Factual entry barriers in the markets concerned

  • High costs relating to the setting up, operation and promotion of an online store, mostly affecting small-sized enterprises.
  • Difficulty for businesses to access funding for their e-commerce activities. Proposed solution: simplification of the relevant procedures for participation in co-funded programs, business training on the use their fundings, program redesigning with the aim of their adequate targeting and an improved resource efficiency.
  • Lack of the necessary knowledge to organise and plan omnichannel strategies and the regulatory framework as well as difficulty in finding specialised staff. Proposed solution: Issuance of guidelines and training programs.
  • A series of obligations and bureaucratic procedures faced by the companies concerned. Proposed solution: Streamlining of procedures and modernisation of the legislative framework.
  • Difficulty or even complete inability of companies to access data, makes it difficult for them to further develop in e-commerce as they cannot easily adapt to the needs of consumers, their transaction habits and preferences.Proposed solution: use of the right to data portability, through the adoption by companies of interoperable formats, together with the adoption of guidelines on the General Data Protection Regulation (GDPR).
  • Cost of using payment services and, in particular, the cost of supplying technical equipment (POS) and the high charges of banks for electronic transactions, especially for smaller enterprises.

Barriers to cross-border business activity

  • Already identified issues: language issues, regulatory differences and high shipping costs.
  • Limited liability of transport companies in the event of damage.
  • Additional costs borne by companies in the event of insurance of the traded products. 
  • Additional formalities or obligations undertaken under the current regulatory framework by domestic business users of domestic online platforms that not necessarily undertaken by those working with foreign online platforms.
  • Special care must be taken in transposing EU Directives so that they do not introduce additional formalities for domestic companies.
  • Heterogeneity of tax rates, as due to the high (direct and indirect) taxation in Greece.
  • Absence of sufficient customs controls.

Distortions in the level of retailers’ operation

  • Parallel imports of products from non-EU countries, which are not intended for sale within EU.
  • Operation of virtual stores, cases of tax evasion and consumer fraud.
  • Retailers’ activity on social media, which, due to the lack of relevant institutional framework and control, facilitates the emergence of consumer misleading or fraud as well as non-compliance with tax provisions by companies.
  • Proposedsolution: Certificationof companies operating in E-commerce. Opinions differ as to the mandatory or non-mandatory nature of such a certification; however, the procedure should not entail any administrative and financial burden to businesses.
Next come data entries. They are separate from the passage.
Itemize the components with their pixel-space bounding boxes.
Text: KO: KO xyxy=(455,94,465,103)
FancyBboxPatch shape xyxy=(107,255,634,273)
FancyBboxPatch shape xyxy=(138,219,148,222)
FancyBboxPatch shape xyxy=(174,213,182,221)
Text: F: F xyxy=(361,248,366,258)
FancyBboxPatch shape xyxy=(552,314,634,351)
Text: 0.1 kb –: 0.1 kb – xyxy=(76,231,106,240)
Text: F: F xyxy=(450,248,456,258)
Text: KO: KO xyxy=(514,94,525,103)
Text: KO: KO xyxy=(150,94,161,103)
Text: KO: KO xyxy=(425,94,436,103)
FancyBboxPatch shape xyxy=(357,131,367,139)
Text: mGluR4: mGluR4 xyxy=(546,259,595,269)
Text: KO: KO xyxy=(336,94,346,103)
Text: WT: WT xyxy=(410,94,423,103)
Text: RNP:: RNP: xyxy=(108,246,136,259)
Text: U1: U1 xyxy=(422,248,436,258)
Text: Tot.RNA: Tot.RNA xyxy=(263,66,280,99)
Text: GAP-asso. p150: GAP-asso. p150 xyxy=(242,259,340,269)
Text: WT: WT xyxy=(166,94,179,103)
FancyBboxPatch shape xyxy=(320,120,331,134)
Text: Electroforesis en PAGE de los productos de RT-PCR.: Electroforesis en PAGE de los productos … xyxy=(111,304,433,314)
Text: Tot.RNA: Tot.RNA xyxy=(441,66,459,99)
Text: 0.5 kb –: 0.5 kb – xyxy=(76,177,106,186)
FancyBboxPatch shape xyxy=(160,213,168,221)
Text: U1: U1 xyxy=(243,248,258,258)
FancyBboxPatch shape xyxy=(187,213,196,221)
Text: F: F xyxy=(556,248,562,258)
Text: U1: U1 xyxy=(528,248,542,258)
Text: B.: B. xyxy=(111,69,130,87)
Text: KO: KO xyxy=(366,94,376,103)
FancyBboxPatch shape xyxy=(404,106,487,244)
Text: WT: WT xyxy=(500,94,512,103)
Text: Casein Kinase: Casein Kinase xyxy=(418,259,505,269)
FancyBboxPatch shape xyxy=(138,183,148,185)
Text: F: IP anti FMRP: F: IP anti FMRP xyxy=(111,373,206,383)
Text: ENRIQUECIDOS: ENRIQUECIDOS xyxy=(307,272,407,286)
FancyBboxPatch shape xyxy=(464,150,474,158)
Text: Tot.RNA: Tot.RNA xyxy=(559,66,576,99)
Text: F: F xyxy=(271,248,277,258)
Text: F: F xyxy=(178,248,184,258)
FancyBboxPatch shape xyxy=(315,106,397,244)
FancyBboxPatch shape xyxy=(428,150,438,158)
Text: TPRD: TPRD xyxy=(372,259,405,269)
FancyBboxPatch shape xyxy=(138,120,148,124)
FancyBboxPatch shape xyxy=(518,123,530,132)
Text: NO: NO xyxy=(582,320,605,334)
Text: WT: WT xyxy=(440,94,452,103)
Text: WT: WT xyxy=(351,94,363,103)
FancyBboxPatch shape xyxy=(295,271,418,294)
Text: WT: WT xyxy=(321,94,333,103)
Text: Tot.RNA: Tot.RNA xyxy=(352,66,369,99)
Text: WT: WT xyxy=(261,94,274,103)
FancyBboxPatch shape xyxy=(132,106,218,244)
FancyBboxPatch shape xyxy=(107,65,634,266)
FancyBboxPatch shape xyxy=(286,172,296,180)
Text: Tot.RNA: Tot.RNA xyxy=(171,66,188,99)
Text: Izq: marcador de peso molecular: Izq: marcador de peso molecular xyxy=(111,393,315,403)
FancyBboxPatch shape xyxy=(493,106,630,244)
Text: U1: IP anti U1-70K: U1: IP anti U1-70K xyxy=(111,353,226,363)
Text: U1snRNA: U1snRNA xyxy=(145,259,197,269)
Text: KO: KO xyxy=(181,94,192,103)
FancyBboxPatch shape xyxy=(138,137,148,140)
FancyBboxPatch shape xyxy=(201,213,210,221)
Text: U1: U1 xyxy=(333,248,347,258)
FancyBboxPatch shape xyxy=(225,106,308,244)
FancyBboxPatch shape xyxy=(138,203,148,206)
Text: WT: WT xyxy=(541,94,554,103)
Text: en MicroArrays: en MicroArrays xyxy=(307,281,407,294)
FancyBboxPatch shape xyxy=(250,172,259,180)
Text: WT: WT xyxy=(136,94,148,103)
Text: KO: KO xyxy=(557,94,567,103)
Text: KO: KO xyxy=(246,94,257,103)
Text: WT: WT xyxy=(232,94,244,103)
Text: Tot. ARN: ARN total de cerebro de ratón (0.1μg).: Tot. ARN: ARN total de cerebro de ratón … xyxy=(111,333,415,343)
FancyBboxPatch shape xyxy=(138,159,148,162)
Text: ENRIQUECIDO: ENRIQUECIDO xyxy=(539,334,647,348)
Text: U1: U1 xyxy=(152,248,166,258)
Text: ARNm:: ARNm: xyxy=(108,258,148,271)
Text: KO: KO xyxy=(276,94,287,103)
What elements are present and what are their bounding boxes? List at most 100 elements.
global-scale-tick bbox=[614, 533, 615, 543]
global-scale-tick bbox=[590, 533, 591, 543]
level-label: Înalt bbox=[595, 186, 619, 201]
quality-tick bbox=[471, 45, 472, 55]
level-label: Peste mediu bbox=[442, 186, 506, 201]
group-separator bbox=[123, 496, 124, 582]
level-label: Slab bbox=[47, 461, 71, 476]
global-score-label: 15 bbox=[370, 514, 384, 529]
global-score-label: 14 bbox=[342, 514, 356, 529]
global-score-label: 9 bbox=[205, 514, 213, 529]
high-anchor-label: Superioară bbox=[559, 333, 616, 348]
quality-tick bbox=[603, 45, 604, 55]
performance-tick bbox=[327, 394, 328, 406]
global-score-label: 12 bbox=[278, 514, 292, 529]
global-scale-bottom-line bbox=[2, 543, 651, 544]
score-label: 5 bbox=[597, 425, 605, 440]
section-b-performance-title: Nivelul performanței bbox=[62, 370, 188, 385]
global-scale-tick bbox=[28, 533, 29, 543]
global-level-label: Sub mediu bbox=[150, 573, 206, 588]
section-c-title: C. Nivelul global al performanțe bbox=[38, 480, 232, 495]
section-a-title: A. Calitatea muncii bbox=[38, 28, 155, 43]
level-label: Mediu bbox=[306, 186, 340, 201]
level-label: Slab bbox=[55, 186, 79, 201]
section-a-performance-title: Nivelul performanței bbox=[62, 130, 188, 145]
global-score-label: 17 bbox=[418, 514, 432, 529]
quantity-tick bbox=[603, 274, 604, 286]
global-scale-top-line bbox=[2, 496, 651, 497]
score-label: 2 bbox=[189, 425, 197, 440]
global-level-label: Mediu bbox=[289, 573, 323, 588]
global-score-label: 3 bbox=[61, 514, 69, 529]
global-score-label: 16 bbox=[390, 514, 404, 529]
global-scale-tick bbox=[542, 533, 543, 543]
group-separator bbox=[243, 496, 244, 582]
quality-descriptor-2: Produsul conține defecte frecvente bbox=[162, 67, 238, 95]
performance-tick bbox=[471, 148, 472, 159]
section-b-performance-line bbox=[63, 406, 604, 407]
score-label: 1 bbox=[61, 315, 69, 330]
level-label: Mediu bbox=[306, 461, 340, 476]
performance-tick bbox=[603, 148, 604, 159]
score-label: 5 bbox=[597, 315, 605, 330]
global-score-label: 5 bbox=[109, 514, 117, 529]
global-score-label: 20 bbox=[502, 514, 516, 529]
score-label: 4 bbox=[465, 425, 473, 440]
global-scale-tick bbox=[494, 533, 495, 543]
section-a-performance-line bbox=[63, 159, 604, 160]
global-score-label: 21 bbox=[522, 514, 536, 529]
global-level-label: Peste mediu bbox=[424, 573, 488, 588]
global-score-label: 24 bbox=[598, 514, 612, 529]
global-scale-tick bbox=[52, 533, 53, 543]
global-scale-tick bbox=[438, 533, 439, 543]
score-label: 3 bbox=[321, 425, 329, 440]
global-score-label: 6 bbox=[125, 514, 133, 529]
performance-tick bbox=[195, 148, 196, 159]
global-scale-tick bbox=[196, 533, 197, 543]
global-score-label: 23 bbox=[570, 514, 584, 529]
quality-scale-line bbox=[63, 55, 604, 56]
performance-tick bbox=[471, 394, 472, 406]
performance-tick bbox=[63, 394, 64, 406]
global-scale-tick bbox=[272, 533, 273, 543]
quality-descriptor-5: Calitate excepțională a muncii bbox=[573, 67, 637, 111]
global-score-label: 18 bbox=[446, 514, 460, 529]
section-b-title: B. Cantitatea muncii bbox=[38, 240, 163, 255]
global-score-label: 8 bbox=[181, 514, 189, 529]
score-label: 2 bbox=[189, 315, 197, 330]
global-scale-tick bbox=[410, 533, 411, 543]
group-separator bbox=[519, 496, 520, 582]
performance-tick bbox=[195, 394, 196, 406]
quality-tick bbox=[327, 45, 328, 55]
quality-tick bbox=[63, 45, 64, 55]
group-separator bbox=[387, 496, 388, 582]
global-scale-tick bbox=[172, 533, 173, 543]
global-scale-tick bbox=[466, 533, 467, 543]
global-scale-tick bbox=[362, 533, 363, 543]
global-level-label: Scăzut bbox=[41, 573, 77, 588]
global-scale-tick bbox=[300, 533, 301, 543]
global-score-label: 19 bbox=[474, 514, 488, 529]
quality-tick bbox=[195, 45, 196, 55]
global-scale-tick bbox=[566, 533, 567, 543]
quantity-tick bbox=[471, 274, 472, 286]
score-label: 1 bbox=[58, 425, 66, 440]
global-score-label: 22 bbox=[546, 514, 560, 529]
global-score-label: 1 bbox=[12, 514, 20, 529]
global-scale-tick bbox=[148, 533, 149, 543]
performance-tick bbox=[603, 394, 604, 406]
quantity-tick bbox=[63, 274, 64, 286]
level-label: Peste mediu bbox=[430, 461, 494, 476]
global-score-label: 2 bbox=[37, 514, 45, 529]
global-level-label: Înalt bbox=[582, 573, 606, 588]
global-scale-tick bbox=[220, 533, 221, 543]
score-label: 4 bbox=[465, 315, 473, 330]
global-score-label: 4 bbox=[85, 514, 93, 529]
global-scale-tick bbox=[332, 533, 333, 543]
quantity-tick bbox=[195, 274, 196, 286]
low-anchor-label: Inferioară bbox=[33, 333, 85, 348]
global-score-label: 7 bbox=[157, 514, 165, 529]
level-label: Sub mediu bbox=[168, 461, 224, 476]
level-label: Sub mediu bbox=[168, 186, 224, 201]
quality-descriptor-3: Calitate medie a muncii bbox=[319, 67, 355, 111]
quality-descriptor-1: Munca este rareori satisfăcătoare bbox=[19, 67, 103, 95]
Accordingly, the development of a regulatory framework that would govern the participation of business users in social media operating as marketplaces is also proposed.

Distortions in specific product industries 

  • Food supplements: implementation of MD C5a/53625/2017 which impedes the realisation of online sales due to the restrictions it entails.
  • Books: arrangements for imposing a ceiling on discounts for new editions for a period of 18 months from their publication.

Distortions stemming from a poor operation of the competent control mechanisms, due to, inter alia, their under-staffing.

Proposed solution: Strengthening and intensification of the control mechanisms’ operation, interconnection of the competent authorities and bodies.

The publication of the Final Report marks the completion of the HCC’s sector inquiry into E-commerce. The expertise gained thereby enables the HCC to intervene either repressively or by taking initiatives to promote specific competition policies or regulations in the relevant sectors, with a view to enhancing consumer welfare, favoring entrepreneurship and promoting innovation and the digital transformation of the country.